Jittery investors offloaded over the prospect of stronger opposition post GE13.
The FBM KLCI dropped 2.43% to close at 1,635.63, slightly off its low of 1,630.99 points as tepid bargain hunting activities capped further losses during the afternoon session. Trading volumes jumped to 1.83b shares, circa 46% percent above its year-to-date daily average of 1.25b. The selloff was likely triggered by jittery investors who worried the GE13 will result in a feebler incumbent and a stronger opposition. It was argued that the situation would potentially hamper government’s planned investments as contained in the ETP and 10MP.

Recent poll survey results favorable to incumbent. Nonetheless, according to the Merdeka Center for Opinion Research vide its latest report dated January 10 2013, the Prime Minister’s overall satisfaction rating has improved by 17%-pts to 63% in December 2012 from mere 46% which was recorded in March 2008. Likewise, 52% of the latest survey respondents believe the country is moving in the right direction as compared to only 45% in the months following the GE12 in March 2008.

Incumbent to regain the coveted 2/3 supermajority?
Hence we believe that the incumbent government would not only retain its majority seats in the parliament pursuant to the upcoming GE13, but it may also improve on its performance over that of the previous election. During the GE12, the incumbent won 140 seats or 63% of the total 222 seats. In order to reclaim the coveted 2/3 parliamentary majority, the incumbent would have to win additional 8 seats or nearly 6% more than what it won in the 2008 election. Based on the above opinion polls, we would not be surprised if the incumbent were to regain the supermajority. The Prime Minister himself was hopeful of this possibility as he had said last month that his coalition should endeavor to regain the 2/3 majority it lost in GE12.

Found neither pre- nor post-election correlations with the equity market.
As stated in our previous reports, we
have not found any strong correlation between the broad equity market trend performance vis-à-vis the build-up to a general election. Similarly, examining the market response post-elections also yielded the same lack of trend correlation. In fact, performance of the incumbent in the general election also has no statistical bearing on the market trend.

FBM KLCI continued to broadly track the trend direction of regional indices.
Our empirical analysis shows that, in the past, the performance of FBM KLCI generally tracked the broad trend direction of regional indices, both preand post-election. While the local market performance may temporarily decouple from the rest of the region, it would soon re-track the broad regional trend direction. Even after the arguably watershed GE12 results, the local benchmark continued to broadly track the regional trend direction.

We believe the election risk is unduly over emphasized.
We believe that investors may have over emphasized on the election consequence.
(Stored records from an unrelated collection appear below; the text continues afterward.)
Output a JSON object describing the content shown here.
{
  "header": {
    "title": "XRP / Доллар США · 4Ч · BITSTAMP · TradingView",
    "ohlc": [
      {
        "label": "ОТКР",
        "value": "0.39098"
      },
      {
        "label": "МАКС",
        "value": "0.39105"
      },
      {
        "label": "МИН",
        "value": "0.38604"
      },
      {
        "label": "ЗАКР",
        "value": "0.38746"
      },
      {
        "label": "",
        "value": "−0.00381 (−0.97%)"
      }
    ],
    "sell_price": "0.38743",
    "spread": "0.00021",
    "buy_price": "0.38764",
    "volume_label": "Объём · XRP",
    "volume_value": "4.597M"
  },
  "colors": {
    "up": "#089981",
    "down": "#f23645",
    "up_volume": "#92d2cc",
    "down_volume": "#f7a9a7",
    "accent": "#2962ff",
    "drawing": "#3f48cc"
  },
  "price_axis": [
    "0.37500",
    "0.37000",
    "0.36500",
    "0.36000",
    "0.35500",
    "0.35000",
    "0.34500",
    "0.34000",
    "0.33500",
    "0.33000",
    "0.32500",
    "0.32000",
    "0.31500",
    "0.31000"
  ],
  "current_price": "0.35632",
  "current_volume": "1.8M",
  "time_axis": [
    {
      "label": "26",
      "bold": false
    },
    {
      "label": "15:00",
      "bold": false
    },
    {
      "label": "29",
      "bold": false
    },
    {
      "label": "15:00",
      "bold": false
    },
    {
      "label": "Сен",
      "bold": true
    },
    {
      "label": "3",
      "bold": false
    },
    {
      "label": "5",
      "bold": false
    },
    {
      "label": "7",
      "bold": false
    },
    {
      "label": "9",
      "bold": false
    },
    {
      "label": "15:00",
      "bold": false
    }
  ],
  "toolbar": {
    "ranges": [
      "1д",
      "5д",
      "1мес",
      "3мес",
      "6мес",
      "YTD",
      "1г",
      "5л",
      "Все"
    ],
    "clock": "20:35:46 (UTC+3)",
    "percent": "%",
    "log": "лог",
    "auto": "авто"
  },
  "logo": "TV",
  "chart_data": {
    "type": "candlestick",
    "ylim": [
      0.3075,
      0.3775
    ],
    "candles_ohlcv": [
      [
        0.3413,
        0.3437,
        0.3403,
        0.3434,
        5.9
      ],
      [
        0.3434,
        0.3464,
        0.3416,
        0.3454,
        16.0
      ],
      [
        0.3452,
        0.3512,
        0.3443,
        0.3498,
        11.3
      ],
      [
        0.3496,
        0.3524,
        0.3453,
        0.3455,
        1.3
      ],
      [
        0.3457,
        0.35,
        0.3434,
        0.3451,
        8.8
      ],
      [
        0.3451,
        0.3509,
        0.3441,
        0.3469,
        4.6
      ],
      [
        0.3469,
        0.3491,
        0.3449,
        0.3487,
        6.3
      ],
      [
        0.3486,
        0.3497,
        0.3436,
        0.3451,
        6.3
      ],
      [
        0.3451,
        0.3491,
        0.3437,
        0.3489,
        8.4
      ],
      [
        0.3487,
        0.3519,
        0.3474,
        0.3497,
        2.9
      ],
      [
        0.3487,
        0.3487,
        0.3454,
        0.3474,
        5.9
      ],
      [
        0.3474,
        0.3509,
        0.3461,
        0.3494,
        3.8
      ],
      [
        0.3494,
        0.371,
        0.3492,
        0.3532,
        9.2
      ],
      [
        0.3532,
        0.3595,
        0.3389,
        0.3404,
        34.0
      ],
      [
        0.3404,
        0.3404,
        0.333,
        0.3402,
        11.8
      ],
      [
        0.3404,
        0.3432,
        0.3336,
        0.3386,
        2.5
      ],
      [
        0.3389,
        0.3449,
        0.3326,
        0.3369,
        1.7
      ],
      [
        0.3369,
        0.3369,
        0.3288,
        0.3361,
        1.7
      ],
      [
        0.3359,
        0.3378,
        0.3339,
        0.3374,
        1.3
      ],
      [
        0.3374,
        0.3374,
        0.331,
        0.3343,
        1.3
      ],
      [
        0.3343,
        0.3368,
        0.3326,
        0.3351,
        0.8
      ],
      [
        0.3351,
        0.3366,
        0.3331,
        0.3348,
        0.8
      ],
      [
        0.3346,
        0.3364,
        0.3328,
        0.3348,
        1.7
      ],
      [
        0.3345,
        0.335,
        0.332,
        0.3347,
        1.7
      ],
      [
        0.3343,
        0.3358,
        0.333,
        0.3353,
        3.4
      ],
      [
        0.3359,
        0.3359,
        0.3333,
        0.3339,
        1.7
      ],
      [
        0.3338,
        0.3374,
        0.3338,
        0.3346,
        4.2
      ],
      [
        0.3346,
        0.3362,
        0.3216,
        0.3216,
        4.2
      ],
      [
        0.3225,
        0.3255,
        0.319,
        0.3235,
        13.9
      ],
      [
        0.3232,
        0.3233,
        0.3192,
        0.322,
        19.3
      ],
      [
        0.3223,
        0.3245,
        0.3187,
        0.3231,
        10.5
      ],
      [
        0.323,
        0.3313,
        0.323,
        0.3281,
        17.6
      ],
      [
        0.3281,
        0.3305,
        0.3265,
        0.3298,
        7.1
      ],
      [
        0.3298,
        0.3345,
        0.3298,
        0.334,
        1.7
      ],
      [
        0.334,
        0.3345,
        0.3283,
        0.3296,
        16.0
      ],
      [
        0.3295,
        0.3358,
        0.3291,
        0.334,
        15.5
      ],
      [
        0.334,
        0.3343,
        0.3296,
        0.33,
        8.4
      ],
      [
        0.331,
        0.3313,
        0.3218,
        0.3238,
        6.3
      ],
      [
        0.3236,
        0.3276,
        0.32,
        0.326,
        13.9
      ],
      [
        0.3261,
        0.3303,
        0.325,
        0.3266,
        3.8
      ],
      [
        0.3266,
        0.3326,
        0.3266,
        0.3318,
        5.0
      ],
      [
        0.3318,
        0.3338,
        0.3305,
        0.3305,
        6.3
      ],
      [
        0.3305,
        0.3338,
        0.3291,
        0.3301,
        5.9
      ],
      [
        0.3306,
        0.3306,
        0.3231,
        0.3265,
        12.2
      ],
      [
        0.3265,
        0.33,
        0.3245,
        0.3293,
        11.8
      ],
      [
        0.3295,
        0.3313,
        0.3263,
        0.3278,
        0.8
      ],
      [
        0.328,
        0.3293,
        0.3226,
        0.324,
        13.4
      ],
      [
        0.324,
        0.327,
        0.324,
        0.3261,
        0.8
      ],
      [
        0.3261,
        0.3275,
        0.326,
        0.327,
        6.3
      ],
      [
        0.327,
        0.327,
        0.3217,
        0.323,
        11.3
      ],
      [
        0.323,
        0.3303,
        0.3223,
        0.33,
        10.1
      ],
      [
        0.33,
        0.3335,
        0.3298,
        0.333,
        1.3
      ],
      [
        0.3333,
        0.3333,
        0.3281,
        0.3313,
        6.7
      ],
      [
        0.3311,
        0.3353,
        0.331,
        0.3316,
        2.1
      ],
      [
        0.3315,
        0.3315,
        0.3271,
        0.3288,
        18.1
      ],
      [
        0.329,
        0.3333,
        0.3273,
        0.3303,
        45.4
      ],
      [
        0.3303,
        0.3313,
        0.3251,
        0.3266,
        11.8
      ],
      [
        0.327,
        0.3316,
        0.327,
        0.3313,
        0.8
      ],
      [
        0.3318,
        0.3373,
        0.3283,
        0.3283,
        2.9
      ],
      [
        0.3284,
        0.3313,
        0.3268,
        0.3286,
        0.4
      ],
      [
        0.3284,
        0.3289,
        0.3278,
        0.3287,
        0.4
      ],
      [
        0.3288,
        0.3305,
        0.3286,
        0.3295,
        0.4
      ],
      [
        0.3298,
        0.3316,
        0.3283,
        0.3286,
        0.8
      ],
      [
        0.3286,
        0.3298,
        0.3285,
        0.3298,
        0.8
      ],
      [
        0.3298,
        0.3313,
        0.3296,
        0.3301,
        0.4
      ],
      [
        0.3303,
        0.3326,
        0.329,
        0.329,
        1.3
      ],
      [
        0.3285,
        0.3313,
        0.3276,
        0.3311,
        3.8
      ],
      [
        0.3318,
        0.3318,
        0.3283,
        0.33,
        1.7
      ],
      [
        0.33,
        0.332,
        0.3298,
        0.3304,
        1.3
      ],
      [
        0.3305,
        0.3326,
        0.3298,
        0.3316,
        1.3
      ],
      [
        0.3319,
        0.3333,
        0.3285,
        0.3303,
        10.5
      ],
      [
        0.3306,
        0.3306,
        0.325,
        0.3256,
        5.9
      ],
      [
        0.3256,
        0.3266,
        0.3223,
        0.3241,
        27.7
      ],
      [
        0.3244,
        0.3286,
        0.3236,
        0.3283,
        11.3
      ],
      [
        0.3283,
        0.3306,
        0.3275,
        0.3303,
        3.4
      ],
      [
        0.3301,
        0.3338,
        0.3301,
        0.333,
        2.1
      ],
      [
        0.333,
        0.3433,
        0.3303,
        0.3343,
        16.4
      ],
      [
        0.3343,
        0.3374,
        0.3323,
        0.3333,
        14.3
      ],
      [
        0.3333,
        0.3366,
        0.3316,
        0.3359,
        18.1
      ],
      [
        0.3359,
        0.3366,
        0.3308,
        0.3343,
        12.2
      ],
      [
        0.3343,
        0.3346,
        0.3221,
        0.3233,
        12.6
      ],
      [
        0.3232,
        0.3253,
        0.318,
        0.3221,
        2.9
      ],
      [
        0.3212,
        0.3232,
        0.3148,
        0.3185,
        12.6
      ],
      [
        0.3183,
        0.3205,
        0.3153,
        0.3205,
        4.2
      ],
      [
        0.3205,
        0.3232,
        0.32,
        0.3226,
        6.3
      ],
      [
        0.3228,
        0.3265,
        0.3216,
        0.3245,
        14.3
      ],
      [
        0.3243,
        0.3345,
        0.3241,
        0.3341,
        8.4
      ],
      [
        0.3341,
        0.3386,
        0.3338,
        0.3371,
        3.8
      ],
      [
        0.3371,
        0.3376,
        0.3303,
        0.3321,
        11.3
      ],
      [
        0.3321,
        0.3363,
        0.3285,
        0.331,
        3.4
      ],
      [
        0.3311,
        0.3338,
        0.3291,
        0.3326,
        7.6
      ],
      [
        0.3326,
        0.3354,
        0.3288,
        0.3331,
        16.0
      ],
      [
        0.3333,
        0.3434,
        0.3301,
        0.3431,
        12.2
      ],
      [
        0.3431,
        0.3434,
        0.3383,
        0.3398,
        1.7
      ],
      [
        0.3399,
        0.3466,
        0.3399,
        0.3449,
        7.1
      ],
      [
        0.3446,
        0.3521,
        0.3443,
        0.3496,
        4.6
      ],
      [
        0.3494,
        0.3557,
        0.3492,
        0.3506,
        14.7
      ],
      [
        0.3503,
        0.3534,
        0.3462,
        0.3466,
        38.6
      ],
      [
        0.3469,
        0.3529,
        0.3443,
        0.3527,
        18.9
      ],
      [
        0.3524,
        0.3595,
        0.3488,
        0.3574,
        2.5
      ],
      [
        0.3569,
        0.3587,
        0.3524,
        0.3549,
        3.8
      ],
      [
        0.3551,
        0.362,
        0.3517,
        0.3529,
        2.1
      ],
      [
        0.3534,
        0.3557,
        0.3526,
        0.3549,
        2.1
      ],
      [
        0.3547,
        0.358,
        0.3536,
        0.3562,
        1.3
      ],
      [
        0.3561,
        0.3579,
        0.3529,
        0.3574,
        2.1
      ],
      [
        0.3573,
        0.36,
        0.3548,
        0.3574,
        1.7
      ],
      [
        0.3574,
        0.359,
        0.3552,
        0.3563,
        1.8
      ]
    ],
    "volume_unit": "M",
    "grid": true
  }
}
We view that the likeliest of result is that the status quo would remain. Hence, this presents an opportunity to investors with the risk tolerance and who shares the similar view. We reiterate our view that the Construction sector will revert to its appropriate valuation after the GE13. Its current undemanding valuation should be an attractive proposition for investors. We also believe that the media sector will be an indirect beneficiary to the upcoming GE13. For media, it is all about news cycle-refresh. The election will provide plenty of news to be reported, driving readership and consequently adex.

Confident sanctity of contracts will be upheld.
Nevertheless, we do not totally discount the risk of an unexpected outcome to the GE13. If that were to transpire, we are confident that the on-going government projects would not be renegotiated, postponed or scrapped off. We believe that either party that won the election mandate will honor the sanctity of contract. The negative repercussion of unilateral amendment or, worse still, cancellation of awarded projects will be tremendous especially from the viewpoint of foreign investors. Besides, most of the ongoing major infrastructure projects have been awarded on open-tender basis. Hence, we do not expect any delay or postponement of the awarded on-going projects. We believe that should there be any re-examination at all, it would be confined to future or planned projects only.

Reiterate FBM KLCI 2013 year-end target.
Assessing our coverage universe pursuant to yesterday’s selloff, it was quite apparent that among our BUY-rated stocks, property counters were among the hardest hit. We believe the market overreacted and will soon find support at the psychological 1,600 points level. Hence the above list of 10 stocks present compelling trading opportunities. At the same time, we reiterate our FBM KLCI 2013 year-end target of 1,750 points.